Thank you dear readers for your continued patronage. My next novel out BLUE CORN WOMAN is in company with the saguaro, the star of the desert and a long-standing symbol of Arizona. The desert Indians see it as another type of human being, and when a saguaro arm is chopped off, they view it as amputation. Urban cowboys from Phoenix and Tucson use them for target practice. It is ashamed when some punk riddles them with bullet holes when it is rooted to the ground and can't do anything about it, and then there is saguaro rustling where the cactus poachers, if caught are thrown in jail if they don't have a legal certificate to possess it. A legally-taken saguaro sold by landscapers has to be registered and licensed. Saguaro rustling is lucrative, and each black-market cactus fetches around $800, but delivery is tricky, and the cactus has to be handled like a corpse.
When Blue Corn Woman sets her jars of cholla cactus buds on the bean counter, it is a signal, and the word reaches the Reservation to bring trade goods. They come on horses, burros, converted buses, and in rusty cars with shot-out windows across the Sonoran Desert like the Hindu shepherds and their families with their yak caravans bartering red beans for iodized salt.

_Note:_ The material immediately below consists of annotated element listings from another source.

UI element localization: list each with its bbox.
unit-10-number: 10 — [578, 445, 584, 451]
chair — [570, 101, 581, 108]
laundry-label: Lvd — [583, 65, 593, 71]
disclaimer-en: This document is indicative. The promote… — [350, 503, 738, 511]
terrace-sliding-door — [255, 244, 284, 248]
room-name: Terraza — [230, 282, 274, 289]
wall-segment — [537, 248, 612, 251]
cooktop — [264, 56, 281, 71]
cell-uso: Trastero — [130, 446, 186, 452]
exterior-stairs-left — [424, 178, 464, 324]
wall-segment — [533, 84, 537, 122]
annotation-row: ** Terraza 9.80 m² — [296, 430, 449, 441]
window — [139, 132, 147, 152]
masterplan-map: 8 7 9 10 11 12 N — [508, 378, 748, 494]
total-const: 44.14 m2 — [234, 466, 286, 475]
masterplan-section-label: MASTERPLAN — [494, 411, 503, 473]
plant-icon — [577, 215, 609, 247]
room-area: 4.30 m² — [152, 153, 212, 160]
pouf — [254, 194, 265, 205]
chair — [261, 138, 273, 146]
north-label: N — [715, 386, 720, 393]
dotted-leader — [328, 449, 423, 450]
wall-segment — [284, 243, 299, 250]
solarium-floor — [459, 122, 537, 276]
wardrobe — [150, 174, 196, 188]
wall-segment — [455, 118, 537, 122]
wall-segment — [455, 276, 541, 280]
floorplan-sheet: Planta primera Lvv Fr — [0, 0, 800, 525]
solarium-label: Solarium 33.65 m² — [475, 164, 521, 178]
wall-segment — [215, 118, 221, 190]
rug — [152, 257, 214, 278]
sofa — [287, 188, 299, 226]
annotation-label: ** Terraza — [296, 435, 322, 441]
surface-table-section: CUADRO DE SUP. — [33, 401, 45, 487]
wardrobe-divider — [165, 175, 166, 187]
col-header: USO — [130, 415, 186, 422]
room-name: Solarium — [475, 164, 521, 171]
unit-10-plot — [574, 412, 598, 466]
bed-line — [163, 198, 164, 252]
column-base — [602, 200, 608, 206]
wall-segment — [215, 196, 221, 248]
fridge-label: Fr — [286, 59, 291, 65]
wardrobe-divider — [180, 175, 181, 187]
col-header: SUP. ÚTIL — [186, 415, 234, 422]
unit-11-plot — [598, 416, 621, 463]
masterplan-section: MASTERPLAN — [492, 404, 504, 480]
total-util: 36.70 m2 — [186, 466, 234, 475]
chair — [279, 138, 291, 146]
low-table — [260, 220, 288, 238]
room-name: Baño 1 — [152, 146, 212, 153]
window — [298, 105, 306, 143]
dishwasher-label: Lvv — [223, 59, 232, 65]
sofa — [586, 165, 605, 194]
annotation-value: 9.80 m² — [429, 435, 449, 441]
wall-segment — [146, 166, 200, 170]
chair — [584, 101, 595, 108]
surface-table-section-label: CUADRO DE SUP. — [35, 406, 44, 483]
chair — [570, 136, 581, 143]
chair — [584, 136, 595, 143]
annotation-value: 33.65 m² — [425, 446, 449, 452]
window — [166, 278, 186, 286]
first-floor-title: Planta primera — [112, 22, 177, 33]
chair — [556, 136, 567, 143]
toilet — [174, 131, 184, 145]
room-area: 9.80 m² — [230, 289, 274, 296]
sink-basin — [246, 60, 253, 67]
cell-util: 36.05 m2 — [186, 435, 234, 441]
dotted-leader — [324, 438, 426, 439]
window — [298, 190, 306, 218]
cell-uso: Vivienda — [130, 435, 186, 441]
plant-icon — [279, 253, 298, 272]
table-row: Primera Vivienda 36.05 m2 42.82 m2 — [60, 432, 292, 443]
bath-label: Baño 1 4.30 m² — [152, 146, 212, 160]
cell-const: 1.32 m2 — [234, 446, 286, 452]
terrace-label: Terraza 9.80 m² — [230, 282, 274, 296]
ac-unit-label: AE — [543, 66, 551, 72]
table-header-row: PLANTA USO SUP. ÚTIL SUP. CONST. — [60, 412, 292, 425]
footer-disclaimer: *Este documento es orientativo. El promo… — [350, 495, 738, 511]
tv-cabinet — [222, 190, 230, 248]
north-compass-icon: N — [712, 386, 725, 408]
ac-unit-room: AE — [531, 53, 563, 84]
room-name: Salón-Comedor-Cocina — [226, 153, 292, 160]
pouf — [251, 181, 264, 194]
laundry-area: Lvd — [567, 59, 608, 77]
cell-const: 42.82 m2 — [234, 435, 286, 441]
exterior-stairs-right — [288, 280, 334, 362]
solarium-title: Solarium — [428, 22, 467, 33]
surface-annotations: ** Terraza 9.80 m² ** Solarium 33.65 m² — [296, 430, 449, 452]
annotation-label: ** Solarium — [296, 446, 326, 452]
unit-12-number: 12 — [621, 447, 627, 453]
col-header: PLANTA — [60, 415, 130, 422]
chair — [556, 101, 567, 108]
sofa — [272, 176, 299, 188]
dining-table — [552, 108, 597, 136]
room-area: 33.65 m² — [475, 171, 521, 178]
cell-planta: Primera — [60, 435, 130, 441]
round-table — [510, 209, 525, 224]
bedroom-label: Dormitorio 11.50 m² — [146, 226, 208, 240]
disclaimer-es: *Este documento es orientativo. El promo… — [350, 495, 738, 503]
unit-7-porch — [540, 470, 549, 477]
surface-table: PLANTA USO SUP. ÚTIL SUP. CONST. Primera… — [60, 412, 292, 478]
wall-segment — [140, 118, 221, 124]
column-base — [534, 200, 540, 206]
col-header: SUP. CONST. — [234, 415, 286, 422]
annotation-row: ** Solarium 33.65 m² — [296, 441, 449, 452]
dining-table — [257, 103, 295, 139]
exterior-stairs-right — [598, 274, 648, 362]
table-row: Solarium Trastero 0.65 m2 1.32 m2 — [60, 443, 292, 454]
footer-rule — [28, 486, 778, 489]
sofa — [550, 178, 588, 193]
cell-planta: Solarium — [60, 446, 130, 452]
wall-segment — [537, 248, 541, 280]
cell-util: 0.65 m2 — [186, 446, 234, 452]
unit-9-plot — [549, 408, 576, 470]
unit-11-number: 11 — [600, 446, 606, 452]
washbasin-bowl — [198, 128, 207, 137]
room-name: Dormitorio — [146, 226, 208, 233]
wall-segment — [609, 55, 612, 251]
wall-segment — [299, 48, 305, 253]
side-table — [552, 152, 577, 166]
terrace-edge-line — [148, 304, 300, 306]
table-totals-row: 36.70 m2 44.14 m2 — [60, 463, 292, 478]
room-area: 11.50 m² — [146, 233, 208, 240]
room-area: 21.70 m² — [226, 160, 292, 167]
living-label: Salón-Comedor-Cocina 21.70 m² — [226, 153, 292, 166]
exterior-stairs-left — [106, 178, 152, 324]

Jewelery, coins, furs, beads, prayer shawls, pinion nuts, Kachinas, clay pottery, quilts, baskets, rugs, pistachios, pinatas, moccasins, seed corn, bone whistles, horseshoes, braided sweetgrass, duckbill flutes, dyed sheep wool, dream catchers, rawhide drums, spices, javelina hoofs, rattlesnake buttons, herbs, horse hair, yucca-root paint brushes, corn brooms, elk teeth, dried gourds, corncob darts, tapestry ponchos, even crushed-rock powders in every color imaginable for sand paintings are the much-prized trade goods traveling across the Sonoran Desert in caravans to the Blue Corn Trading Post.
Blue Corn Woman accepts only quality goods, no junk, and absolutely no subsidized canned food given to the Native Americans by government agencies.
The focus is buy, sell, and trade, and movement that makes the event an intelligible salute and framework for yesteryear's Native American life.